How might the UK's battle be won? Feel free to make your own suggestions in the comments. While you think, here are a few of mine, I'm sure you'll do much better...
  • A cyclists' strike - all cyclists in London hang up their helmets for a day and get on the tube. Add more overcrowding to an overcrowded network. Alternatively, anyone who can drives to work, adding more congestion. Give people a taste of how bad it could be if nobody bothered to cycle.
  • A nationwide cycle to work day - if your company could be persuaded, have them support a cycle to work day whereby anyone who cycles to work on that day gets breakfast bought for them.
  • Much of the Dutch protest was an appeal to the heart to stop the deaths of children. Along similar lines and with permission from families, a campaign of posters, flyers or balloon releases with details and photos of people killed while cycling.


  1. The key difference between people who ride bikes & conventional minority groups: it's not something you're born in to, it's not a religion or even necessarily a lifestyle. People are free to join or leave at any time; even vegetarianism requires a greater personal investment, cyclists are not made to forswear oil-powered transport.

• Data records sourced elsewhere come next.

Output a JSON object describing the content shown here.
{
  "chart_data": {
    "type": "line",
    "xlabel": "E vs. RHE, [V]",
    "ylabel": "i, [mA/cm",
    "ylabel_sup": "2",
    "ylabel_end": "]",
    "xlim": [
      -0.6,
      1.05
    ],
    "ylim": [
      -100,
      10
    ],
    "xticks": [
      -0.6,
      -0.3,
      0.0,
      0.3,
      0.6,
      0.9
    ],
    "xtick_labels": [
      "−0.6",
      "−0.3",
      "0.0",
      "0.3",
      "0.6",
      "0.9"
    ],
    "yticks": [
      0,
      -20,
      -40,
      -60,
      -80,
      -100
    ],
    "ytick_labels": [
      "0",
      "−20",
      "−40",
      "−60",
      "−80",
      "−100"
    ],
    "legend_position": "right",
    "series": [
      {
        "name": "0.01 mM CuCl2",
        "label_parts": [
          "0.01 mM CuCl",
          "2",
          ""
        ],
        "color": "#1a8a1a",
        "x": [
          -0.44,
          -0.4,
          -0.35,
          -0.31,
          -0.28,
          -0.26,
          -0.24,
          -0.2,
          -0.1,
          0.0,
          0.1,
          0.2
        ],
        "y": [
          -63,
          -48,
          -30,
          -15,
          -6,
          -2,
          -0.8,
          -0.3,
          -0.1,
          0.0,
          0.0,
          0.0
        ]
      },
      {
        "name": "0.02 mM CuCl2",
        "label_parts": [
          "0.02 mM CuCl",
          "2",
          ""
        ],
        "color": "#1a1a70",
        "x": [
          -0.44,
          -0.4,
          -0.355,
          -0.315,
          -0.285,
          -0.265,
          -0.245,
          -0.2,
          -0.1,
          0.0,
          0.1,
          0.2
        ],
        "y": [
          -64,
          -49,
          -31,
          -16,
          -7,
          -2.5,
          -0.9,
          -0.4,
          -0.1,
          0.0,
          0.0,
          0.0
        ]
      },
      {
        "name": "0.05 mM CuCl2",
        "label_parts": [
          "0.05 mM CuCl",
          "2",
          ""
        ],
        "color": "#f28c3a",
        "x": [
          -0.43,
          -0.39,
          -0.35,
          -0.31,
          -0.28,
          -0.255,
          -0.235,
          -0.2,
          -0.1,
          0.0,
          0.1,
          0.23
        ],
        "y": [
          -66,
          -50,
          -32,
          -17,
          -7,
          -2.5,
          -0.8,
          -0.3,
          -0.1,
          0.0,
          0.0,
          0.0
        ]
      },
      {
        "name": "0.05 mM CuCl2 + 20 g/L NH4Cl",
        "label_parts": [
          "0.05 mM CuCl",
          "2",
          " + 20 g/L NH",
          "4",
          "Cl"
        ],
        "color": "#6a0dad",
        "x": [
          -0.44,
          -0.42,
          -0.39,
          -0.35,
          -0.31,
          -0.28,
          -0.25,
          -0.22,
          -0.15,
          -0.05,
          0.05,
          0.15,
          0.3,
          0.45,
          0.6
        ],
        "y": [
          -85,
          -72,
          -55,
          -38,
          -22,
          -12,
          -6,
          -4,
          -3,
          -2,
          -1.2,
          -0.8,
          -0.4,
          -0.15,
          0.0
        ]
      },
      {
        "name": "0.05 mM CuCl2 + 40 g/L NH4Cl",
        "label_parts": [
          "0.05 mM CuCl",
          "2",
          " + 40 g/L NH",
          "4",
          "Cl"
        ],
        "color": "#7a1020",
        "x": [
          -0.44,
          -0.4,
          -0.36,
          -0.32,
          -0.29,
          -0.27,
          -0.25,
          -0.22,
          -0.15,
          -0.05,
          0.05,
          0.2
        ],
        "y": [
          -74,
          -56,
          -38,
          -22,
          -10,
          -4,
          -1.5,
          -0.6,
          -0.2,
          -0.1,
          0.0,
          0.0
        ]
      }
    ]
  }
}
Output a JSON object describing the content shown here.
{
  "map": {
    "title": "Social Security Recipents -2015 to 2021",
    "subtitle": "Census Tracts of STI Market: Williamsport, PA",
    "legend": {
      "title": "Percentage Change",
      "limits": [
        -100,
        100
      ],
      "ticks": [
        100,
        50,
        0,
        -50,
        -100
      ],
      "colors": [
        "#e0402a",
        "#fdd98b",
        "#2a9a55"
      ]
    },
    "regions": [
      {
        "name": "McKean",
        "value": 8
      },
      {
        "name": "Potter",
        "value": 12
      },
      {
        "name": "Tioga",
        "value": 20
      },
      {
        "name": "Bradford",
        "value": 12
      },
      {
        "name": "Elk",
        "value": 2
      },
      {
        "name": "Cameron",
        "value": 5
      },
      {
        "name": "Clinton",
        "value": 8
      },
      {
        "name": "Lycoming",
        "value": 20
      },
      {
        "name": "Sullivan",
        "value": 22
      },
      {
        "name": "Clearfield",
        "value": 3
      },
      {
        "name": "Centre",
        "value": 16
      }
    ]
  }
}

    The fact that a lot of cyclists identify strongly as such (in a way that as pedestrians rarely do) is in one way a strength - makes it fairly easy to rally people around a campaign flag - but also a sign of just how far we have to go. If & when a good proportion of journeys where it's a sensible option actually are undertaken by bike, there will be no more stereotyping of Guardian readers or lycra louts. Indeed, if it's normal, everyday thing to get from A to B by bike, we won't need a special word for people that do so.

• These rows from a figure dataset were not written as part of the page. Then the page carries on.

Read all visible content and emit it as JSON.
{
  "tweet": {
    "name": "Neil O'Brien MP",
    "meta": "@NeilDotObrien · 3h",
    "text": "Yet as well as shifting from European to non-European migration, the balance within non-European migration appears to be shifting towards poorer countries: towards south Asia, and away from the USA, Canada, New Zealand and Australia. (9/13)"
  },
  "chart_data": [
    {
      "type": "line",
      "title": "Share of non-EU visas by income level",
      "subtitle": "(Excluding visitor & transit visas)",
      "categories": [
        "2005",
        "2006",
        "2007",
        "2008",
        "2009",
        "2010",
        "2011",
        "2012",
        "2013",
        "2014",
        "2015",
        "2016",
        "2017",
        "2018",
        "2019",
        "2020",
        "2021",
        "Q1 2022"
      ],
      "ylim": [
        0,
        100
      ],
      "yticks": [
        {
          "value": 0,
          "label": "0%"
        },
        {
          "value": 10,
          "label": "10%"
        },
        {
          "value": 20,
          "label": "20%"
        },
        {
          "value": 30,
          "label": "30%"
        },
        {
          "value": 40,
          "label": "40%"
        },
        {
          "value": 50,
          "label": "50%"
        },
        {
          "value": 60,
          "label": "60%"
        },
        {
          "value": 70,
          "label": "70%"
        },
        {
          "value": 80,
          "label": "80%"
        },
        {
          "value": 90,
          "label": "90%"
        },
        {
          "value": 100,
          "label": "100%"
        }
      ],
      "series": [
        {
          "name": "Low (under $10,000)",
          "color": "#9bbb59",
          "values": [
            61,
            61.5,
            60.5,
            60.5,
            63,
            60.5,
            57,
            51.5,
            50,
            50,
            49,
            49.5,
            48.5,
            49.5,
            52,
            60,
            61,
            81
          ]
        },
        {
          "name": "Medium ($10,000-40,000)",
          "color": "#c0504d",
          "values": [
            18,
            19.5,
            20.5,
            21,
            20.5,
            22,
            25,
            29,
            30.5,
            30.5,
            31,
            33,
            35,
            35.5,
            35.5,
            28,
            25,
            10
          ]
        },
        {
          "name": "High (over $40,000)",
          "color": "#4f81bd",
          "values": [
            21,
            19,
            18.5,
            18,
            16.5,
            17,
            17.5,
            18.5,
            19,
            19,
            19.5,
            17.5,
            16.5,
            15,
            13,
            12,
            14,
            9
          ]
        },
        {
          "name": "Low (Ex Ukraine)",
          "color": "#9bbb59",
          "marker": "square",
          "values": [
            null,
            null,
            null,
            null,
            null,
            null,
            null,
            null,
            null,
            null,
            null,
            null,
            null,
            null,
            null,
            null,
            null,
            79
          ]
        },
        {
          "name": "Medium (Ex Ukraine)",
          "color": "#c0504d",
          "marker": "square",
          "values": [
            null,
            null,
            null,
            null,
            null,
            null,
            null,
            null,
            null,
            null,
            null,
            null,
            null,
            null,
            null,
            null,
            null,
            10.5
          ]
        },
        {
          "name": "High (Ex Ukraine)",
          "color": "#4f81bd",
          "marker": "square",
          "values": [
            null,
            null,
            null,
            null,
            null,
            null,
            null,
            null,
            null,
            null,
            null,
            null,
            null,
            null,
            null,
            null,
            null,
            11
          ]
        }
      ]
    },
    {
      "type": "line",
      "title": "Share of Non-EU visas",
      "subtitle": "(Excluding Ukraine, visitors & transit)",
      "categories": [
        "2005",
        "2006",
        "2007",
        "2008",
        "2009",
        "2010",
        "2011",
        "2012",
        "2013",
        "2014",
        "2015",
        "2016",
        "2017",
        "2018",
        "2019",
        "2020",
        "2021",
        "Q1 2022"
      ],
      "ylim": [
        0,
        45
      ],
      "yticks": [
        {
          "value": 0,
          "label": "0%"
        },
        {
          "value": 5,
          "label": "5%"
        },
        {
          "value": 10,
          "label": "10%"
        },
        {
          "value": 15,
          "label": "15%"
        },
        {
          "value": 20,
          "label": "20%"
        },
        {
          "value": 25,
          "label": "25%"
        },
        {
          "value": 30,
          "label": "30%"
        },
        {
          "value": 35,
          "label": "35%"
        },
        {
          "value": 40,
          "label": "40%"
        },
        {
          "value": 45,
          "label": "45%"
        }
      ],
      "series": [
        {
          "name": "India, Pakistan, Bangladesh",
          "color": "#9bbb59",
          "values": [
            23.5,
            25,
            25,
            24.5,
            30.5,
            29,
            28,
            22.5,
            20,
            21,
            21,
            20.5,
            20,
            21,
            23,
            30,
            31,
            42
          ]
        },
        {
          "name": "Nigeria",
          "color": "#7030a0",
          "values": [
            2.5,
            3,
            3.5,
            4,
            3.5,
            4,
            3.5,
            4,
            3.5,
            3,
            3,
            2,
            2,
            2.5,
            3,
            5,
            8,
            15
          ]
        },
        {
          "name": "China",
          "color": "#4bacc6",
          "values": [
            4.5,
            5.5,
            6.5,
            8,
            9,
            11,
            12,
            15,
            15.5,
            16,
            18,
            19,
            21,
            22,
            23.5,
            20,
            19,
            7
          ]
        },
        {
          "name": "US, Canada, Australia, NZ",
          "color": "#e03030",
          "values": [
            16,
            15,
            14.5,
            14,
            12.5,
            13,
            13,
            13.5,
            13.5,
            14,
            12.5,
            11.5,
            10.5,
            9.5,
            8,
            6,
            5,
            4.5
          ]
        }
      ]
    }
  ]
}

    As to the battle ahead. In London at least, there are quite a few mass rides planned ahead of the mayoral election, the biggest being the LCC's April 28th Hyde Park - Blackfriars ride. Civil disobedience is there in the shape of groups like Critical Mass (which in London at least seems to be growing & growing) & Bikes Alive.

    Love the idea of national cycle to work day with free breakfast at the end of it! Think that'd be really good for morale in a lot of companies in fact (building team spirit without losing an entire working day or shelling out £thousands on paintball or rock-climbing). Would be good to coordinate with the local cycle orgs (LCC etc.) and bike shops to sort out "Bike Bus" group rides along popular commuter routes, help novice riders feel safe & stop them from getting lost; have mechanics on-hand at the start point to do a quick fettle on any rusty bikes etc. & even provide hire/demo bikes where possible. With enough advance publicity, could get the word out to drivers & freight operators (via local radio etc.) so they know to expect more novice cyclists than usual. If it can get off the ground, that kind of upbeat, positive "cycling for all" campaign has the potential to win a lot more friends than the more confrontational approaches.. a happy middle-ground between that and the perhaps over-tame, over-branded London Skyride experience.

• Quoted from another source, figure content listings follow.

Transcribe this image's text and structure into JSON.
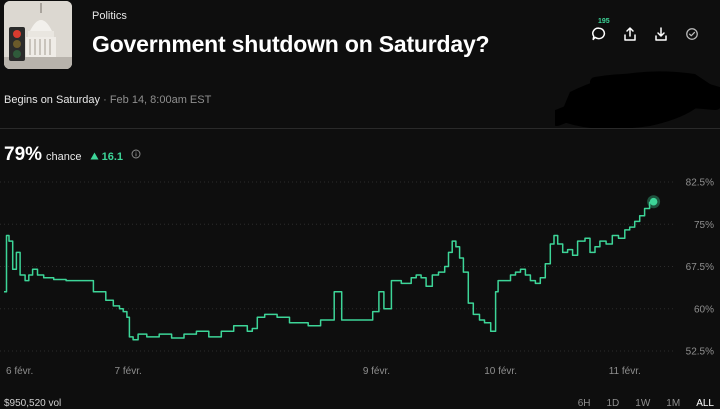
{
  "market": {
    "category": "Politics",
    "title": "Government shutdown on Saturday?",
    "begins_label": "Begins on Saturday",
    "separator": "·",
    "date": "Feb 14, 8:00am EST"
  },
  "actions": {
    "comment_count": "195",
    "icons": [
      "comment-icon",
      "share-icon",
      "download-icon",
      "check-circle-icon"
    ]
  },
  "odds": {
    "chance_value": "79%",
    "chance_label": "chance",
    "delta_value": "16.1",
    "delta_direction": "up"
  },
  "footer": {
    "volume": "$950,520 vol",
    "ranges": [
      "6H",
      "1D",
      "1W",
      "1M",
      "ALL"
    ],
    "active_range": "ALL"
  },
  "colors": {
    "background": "#0e0e0e",
    "accent_green": "#3dd598",
    "text_muted": "#8f8f8f"
  },
  "chart_data": {
    "type": "line",
    "ylim": [
      52.5,
      82.5
    ],
    "y_ticks": [
      82.5,
      75,
      67.5,
      60,
      52.5
    ],
    "y_tick_labels": [
      "82.5%",
      "75%",
      "67.5%",
      "60%",
      "52.5%"
    ],
    "x_range": [
      6,
      11.3
    ],
    "x_ticks": [
      6,
      7,
      9,
      10,
      11
    ],
    "x_tick_labels": [
      "6 févr.",
      "7 févr.",
      "9 févr.",
      "10 févr.",
      "11 févr."
    ],
    "grid": true,
    "series": [
      {
        "x": [
          6.0,
          6.02,
          6.04,
          6.07,
          6.1,
          6.13,
          6.17,
          6.2,
          6.23,
          6.27,
          6.32,
          6.4,
          6.5,
          6.6,
          6.72,
          6.82,
          6.88,
          6.93,
          6.96,
          6.99,
          7.01,
          7.04,
          7.08,
          7.15,
          7.25,
          7.35,
          7.45,
          7.55,
          7.65,
          7.75,
          7.85,
          7.92,
          7.96,
          8.0,
          8.04,
          8.1,
          8.2,
          8.3,
          8.45,
          8.55,
          8.62,
          8.66,
          8.72,
          8.8,
          8.9,
          8.97,
          9.02,
          9.06,
          9.12,
          9.2,
          9.28,
          9.32,
          9.36,
          9.4,
          9.45,
          9.5,
          9.55,
          9.58,
          9.61,
          9.64,
          9.67,
          9.7,
          9.74,
          9.78,
          9.83,
          9.87,
          9.92,
          9.96,
          9.98,
          10.0,
          10.04,
          10.08,
          10.12,
          10.16,
          10.2,
          10.24,
          10.28,
          10.32,
          10.36,
          10.4,
          10.43,
          10.46,
          10.5,
          10.54,
          10.58,
          10.62,
          10.68,
          10.72,
          10.76,
          10.8,
          10.85,
          10.9,
          10.95,
          11.0,
          11.04,
          11.08,
          11.12,
          11.16,
          11.2
        ],
        "y": [
          63,
          73,
          72,
          67,
          70,
          66,
          65,
          66,
          67,
          66,
          65.5,
          65.2,
          65,
          65,
          63,
          61.5,
          60.5,
          60,
          59.5,
          58.5,
          55,
          54.5,
          55.5,
          55,
          55.5,
          54.8,
          55.5,
          56,
          55,
          56,
          57,
          57,
          56,
          56.5,
          58.5,
          59,
          58.5,
          57.5,
          57,
          58,
          58,
          63,
          58,
          58,
          58,
          59.5,
          63,
          60,
          65,
          64.5,
          65.5,
          66,
          65.5,
          64,
          66,
          66.5,
          67.5,
          70,
          72,
          71,
          69,
          66.5,
          61,
          59,
          58,
          57.5,
          56,
          63,
          65,
          65,
          65,
          66,
          66.5,
          67,
          66,
          65,
          64.5,
          65.5,
          68,
          71.5,
          73,
          71.5,
          70,
          70.5,
          69.5,
          72,
          72.5,
          70,
          71,
          72,
          71.5,
          73,
          72.5,
          74,
          74.5,
          75.5,
          76.5,
          77.8,
          79
        ]
      }
    ]
  }
}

    Had a quick Google & it looks like there's already an organization planning something along these lines: http://www.bikeweek.org.uk/ - going to sign up for it & see what they have planned; it's not til June so plenty of time still to organize things.

    1. Hi Angus, Thanks for the comments, you are of course correct, cycling is a choice, something I had meant to include in the original post but forgot to do so, stupidly, as it is the major difference between cyclists and 'regular' minority groups.

      I hope to be there on 28/04, if London leads the way hopefully other cities will follow.

      Thanks for bringing my attention to Bikeweek I think I will try and organise something at my office.

    2. Same here, also hoping to try & sort out a 'bike bus' group ride from my London suburb to the City / West End.